Curitiba - A indústria multinacional alemã Siemens em Curitiba, uma das duas filiais brasileiras que atuam apenas na área de telecomunicações, inaugurou o maior pólo exportador da empresa em centrais de comunicação para incorporações (PABX). Com um investimento de US$ 20 milhões, a empresa vai duplicar sua produção e, além do mercado brasileiro, vai passar a abastecer 150 países. De acordo com estimativas da Siemens, esse aumento na produção deve gerar um crescimento de até US$ 80 milhões nas receitas da empresa.
''No Brasil temos tecnologia e custos competitivos. Por isso o País foi escolhido pela multinacional para produzir e agora exportar as centrais'', explicou o diretor industrial em Curitiba, João Eber Machado. Com o aumento da produção, que passou de US$ 100 milhões para US$ 200 milhões, a fábrica passou a trabalhar com 90% de sua capacidade. Foram contratados 350 novos funcionários, fechando um total de 1,5 mil trabalhadores, que se revezam em três turnos, sete dias por semana. Segundo Machado, as exportações geraram também 650 novos postos de trabalhos indiretos entre os fornecedores de peças.

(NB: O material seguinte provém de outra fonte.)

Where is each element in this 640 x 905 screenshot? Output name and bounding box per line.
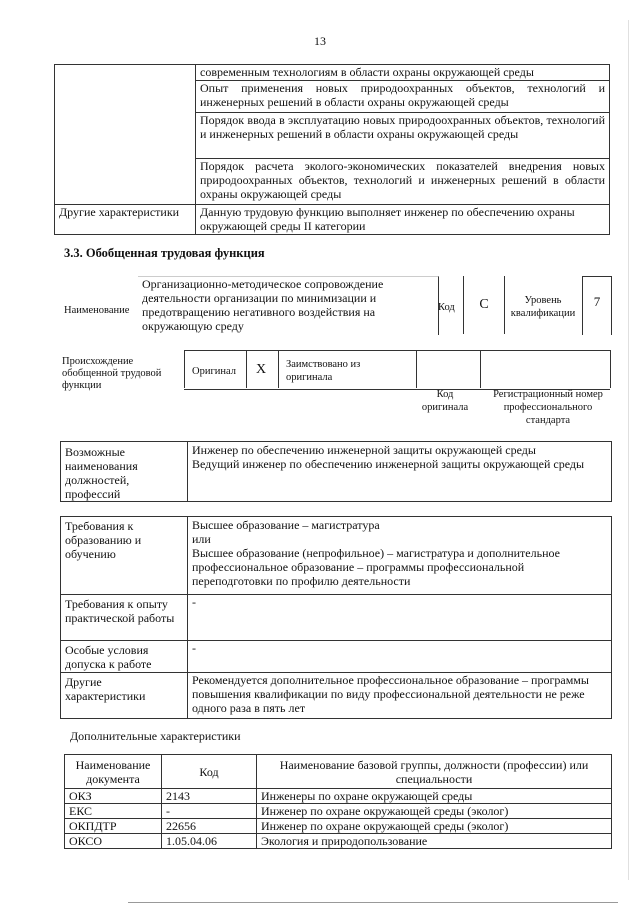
table-row bbox=[61, 517, 612, 595]
origin-label: Происхождение обобщенной трудовой функции bbox=[62, 356, 162, 391]
position-line: Ведущий инженер по обеспечению инженерной защиты окружающей среды bbox=[192, 457, 585, 471]
table-cell: современным технологиям в области охраны окружающей среды bbox=[196, 65, 610, 81]
table-cell: Опыт применения новых природоохранных объектов, технологий и инженерных решений в области охраны окружающей среды bbox=[196, 81, 610, 113]
code-label: Код bbox=[438, 302, 455, 313]
table-cell-label: Требования к опыту практической работы bbox=[61, 595, 188, 641]
cell-code: 22656 bbox=[162, 819, 257, 834]
knowledge-table bbox=[54, 64, 610, 235]
page-number: 13 bbox=[314, 34, 326, 48]
table-row bbox=[61, 442, 612, 502]
cell-doc: ОКПДТР bbox=[65, 819, 162, 834]
table-cell-empty bbox=[55, 65, 196, 205]
table-cell-label: Особые условия допуска к работе bbox=[61, 641, 188, 673]
cell-name: Экология и природопользование bbox=[257, 834, 612, 849]
origin-divider bbox=[246, 350, 247, 388]
table-cell: - bbox=[188, 595, 612, 641]
cell-name: Инженер по охране окружающей среды (эколог) bbox=[257, 804, 612, 819]
cell-doc: ОКЗ bbox=[65, 789, 162, 804]
original-mark: X bbox=[256, 362, 267, 377]
table-cell: Порядок расчета эколого-экономических показателей внедрения новых природоохранных объектов, технологий и инженерных решений в области охраны окружающей среды bbox=[196, 159, 610, 205]
cell-name: Инженеры по охране окружающей среды bbox=[257, 789, 612, 804]
reg-caption: Регистрационный номер профессионального стандарта bbox=[493, 389, 603, 426]
additional-title: Дополнительные характеристики bbox=[70, 729, 241, 743]
original-label: Оригинал bbox=[192, 366, 236, 377]
table-row bbox=[55, 65, 610, 81]
table-row bbox=[55, 205, 610, 235]
table-row bbox=[65, 834, 612, 849]
table-cell: - bbox=[188, 641, 612, 673]
table-cell bbox=[188, 442, 612, 502]
cell-doc: ОКСО bbox=[65, 834, 162, 849]
page-edge bbox=[628, 20, 629, 880]
level-value: 7 bbox=[582, 276, 612, 335]
borrowed-label: Заимствовано из оригинала bbox=[286, 359, 361, 383]
requirements-table bbox=[60, 516, 612, 719]
cell-doc: ЕКС bbox=[65, 804, 162, 819]
table-row bbox=[65, 789, 612, 804]
table-header-row bbox=[65, 755, 612, 789]
table-cell: Рекомендуется дополнительное профессиональное образование – программы повышения квалификации по виду профессиональной деятельности не реже одного раза в пять лет bbox=[188, 673, 612, 719]
header-doc: Наименование документа bbox=[65, 755, 162, 789]
table-cell-label: Требования к образованию и обучению bbox=[61, 517, 188, 595]
origin-divider bbox=[480, 350, 481, 388]
origin-divider bbox=[610, 350, 611, 388]
table-row bbox=[65, 819, 612, 834]
header-code: Код bbox=[162, 755, 257, 789]
table-cell-label: Другие характеристики bbox=[61, 673, 188, 719]
table-row bbox=[65, 804, 612, 819]
name-value: Организационно-методическое сопровождение деятельности организации по минимизации и предотвращению негативного воздействия на окружающую среду bbox=[138, 276, 439, 335]
code-value: С bbox=[463, 276, 505, 334]
table-cell-label: Другие характеристики bbox=[55, 205, 196, 235]
origin-divider bbox=[416, 350, 417, 388]
table-cell: Порядок ввода в эксплуатацию новых природоохранных объектов, технологий и инженерных решений в области охраны окружающей среды bbox=[196, 113, 610, 159]
header-name: Наименование базовой группы, должности (профессии) или специальности bbox=[257, 755, 612, 789]
cell-code: 2143 bbox=[162, 789, 257, 804]
position-line: Инженер по обеспечению инженерной защиты окружающей среды bbox=[192, 443, 536, 457]
cell-name: Инженер по охране окружающей среды (эколог) bbox=[257, 819, 612, 834]
table-cell-label: Возможные наименования должностей, профессий bbox=[61, 442, 188, 502]
section-title: 3.3. Обобщенная трудовая функция bbox=[64, 246, 265, 260]
additional-table bbox=[64, 754, 612, 849]
origin-divider bbox=[278, 350, 279, 388]
page-bottom-rule bbox=[128, 902, 618, 903]
table-row bbox=[61, 641, 612, 673]
name-label: Наименование bbox=[64, 305, 130, 316]
origin-divider bbox=[184, 350, 185, 388]
positions-table bbox=[60, 441, 612, 502]
cell-code: 1.05.04.06 bbox=[162, 834, 257, 849]
table-row bbox=[61, 673, 612, 719]
table-row bbox=[61, 595, 612, 641]
level-label: Уровень квалификации bbox=[510, 295, 576, 319]
cell-code: - bbox=[162, 804, 257, 819]
code-caption: Код оригинала bbox=[421, 389, 469, 413]
table-cell: Данную трудовую функцию выполняет инженер по обеспечению охраны окружающей среды II категории bbox=[196, 205, 610, 235]
table-cell: Высшее образование – магистратура или Высшее образование (непрофильное) – магистратура и дополнительное профессиональное образование – программы профессиональной переподготовки по профилю деятельности bbox=[188, 517, 612, 595]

Por enquanto a fábrica não tem outras perspectivas de ampliação, mas Machado acredita que a abertura para o mercado externo vai tornar a empresa mais competitiva, atraindo novos contratos. ''Vamos atrás de novas encomendas e quem sabe, passamos a produzir para o mercado externo outros tipos de aparelhos'', afirmou.
No Brasil, a Siemens possui cerca de 30% do mercado de centrais de comunicação para empresas de médio porte e 40% para empresas de grande porte. Além das centrais de comunicação, a Siemens Curitiba produz também para o mercado brasileiro produtos para telefonia fixa, estações rádio-base e equipamentos para telefonia GSM. Segundo Machado, o lucro líquido da Siemens no Brasil em 2003 foi de R$ 175 milhões. O diretor explicou que não é contabilizado o lucro em separado da empresa em Curitiba.